Policy on Human and Animal Rights

When reporting experiments on people, authors should indicate whether the procedures used in the study were in accordance with the ethical standards of the responsible committee on human experimentation (institutional and national). In most cases, authors must explicitly state that the research was approved by the national/local/institutional ethical committee.

If no formal ethics committee is available, the authors must state that the research was in accordance with the Helsinki Declaration (2013). The editors of NSMC reserve the rights to ask more information to the author(s) should any doubt exists whether the research was conducted in accordance with the Helsinki Declaration.

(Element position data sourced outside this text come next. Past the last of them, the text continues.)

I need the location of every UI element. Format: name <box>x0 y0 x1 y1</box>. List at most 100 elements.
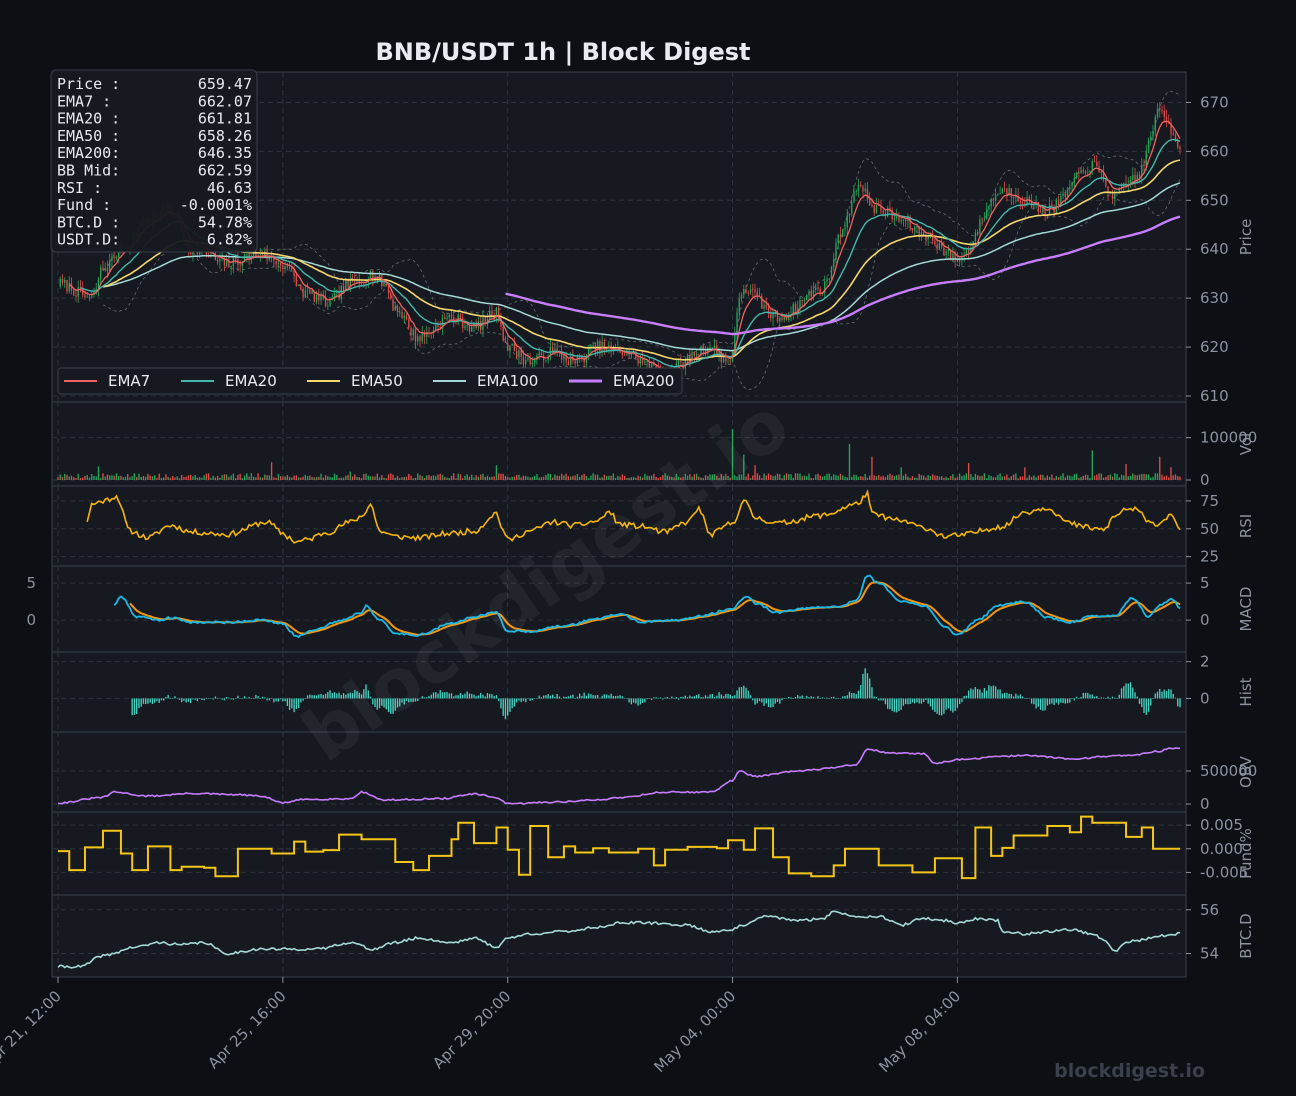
volume-bar <box>983 473 986 480</box>
volume-bar <box>601 477 603 480</box>
candle-body <box>399 311 401 313</box>
histogram-bar <box>740 687 743 699</box>
candle-body <box>243 254 246 262</box>
histogram-bar <box>516 698 518 703</box>
histogram-bar <box>866 673 869 699</box>
info-key: USDT.D: <box>57 231 120 249</box>
candle-body <box>812 289 815 297</box>
volume-bar <box>684 473 687 480</box>
volume-bar <box>403 476 405 480</box>
histogram-bar <box>1048 698 1051 705</box>
histogram-bar <box>581 695 583 699</box>
volume-bar <box>592 473 594 480</box>
histogram-bar <box>725 693 727 699</box>
y-tick-label-left: 0 <box>26 611 36 629</box>
candle-body <box>279 262 282 266</box>
histogram-bar <box>169 698 172 699</box>
volume-bar <box>889 473 891 480</box>
histogram-bar <box>614 696 617 699</box>
histogram-bar <box>637 698 639 706</box>
histogram-bar <box>1001 693 1004 699</box>
candle-body <box>702 346 704 351</box>
histogram-bar <box>961 698 963 703</box>
candle-body <box>949 249 952 261</box>
histogram-bar <box>776 698 779 702</box>
volume-bar <box>614 477 617 480</box>
histogram-bar <box>765 698 767 704</box>
histogram-bar <box>421 696 423 699</box>
volume-bar <box>297 477 300 480</box>
volume-bar <box>637 475 639 480</box>
volume-bar <box>502 473 504 480</box>
volume-bar <box>740 474 743 480</box>
histogram-bar <box>704 695 707 699</box>
histogram-bar <box>158 698 160 703</box>
candle-body <box>925 234 927 240</box>
histogram-bar <box>1118 694 1120 699</box>
volume-bar <box>444 476 446 480</box>
candle-body <box>453 317 455 321</box>
candle-body <box>491 310 493 318</box>
volume-bar <box>799 473 801 480</box>
candle-body <box>765 305 767 308</box>
histogram-bar <box>1165 690 1168 699</box>
histogram-bar <box>898 698 900 712</box>
candle-body <box>581 356 583 358</box>
histogram-bar <box>219 697 221 699</box>
candle-body <box>1179 147 1181 150</box>
volume-bar <box>342 477 345 480</box>
volume-bar <box>86 475 88 480</box>
volume-bar <box>450 475 453 480</box>
volume-bar <box>596 474 599 480</box>
candle-body <box>437 324 439 327</box>
histogram-bar <box>367 690 369 699</box>
candle-body <box>216 260 219 262</box>
candle-body <box>1170 123 1172 134</box>
volume-bar <box>423 477 426 480</box>
volume-bar <box>493 476 495 480</box>
volume-bar <box>560 473 563 480</box>
candle-body <box>221 257 223 260</box>
candle-body <box>952 253 954 261</box>
volume-bar <box>821 476 824 480</box>
histogram-bar <box>878 698 880 701</box>
histogram-bar <box>1136 696 1138 699</box>
candle-body <box>871 205 873 206</box>
ema7-line <box>68 120 1181 373</box>
histogram-bar <box>1084 692 1087 699</box>
volume-bar <box>792 477 794 480</box>
volume-bar <box>545 475 547 480</box>
histogram-bar <box>277 698 280 702</box>
info-value: 54.78% <box>198 213 252 231</box>
histogram-bar <box>920 698 923 704</box>
volume-bar <box>113 475 115 480</box>
histogram-bar <box>653 697 655 699</box>
candle-body <box>817 287 819 289</box>
histogram-bar <box>662 698 664 700</box>
volume-bar <box>603 474 606 480</box>
volume-bar <box>1127 476 1129 480</box>
histogram-bar <box>133 698 136 716</box>
histogram-bar <box>309 694 311 699</box>
volume-bar <box>806 476 808 480</box>
histogram-bar <box>534 698 536 699</box>
histogram-bar <box>698 694 700 699</box>
panel-label: OBV <box>1237 755 1255 788</box>
candle-body <box>1096 162 1098 167</box>
volume-bar <box>133 473 136 480</box>
candle-body <box>988 206 990 210</box>
volume-bar <box>102 473 104 480</box>
candle-body <box>468 325 471 332</box>
histogram-bar <box>819 698 821 699</box>
volume-bar <box>252 476 255 480</box>
histogram-bar <box>965 695 968 699</box>
volume-bar <box>385 478 387 480</box>
histogram-bar <box>666 696 669 699</box>
volume-bar <box>587 478 590 480</box>
volume-bar <box>347 474 349 480</box>
volume-bar <box>376 473 378 480</box>
volume-bar <box>698 476 700 480</box>
histogram-bar <box>284 698 286 702</box>
candle-body <box>990 198 992 207</box>
volume-bar <box>367 475 369 480</box>
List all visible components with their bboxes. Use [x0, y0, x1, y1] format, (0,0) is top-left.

In such cases, the authors must be able to explain the rationale for their approach and demonstrate that no human or patient rights were violated.

Patient consent must be collected in written form and archived by the authors. NSMC is aware that patient identity is confidential. Therefore, the authors should archive the written consent and instead of providing NSMC with a written statement that attests that the author(s) have collected and archived the consent.

When reporting experiments on animals, author(s) should indicate whether institutional and national standards for the care and use of laboratory animals were followed. Further guidance and issue on animal research ethics should follow the Author Guidelines on Animal Ethics and Welfare available from the International Association of Veterinary Editors’ Consensus.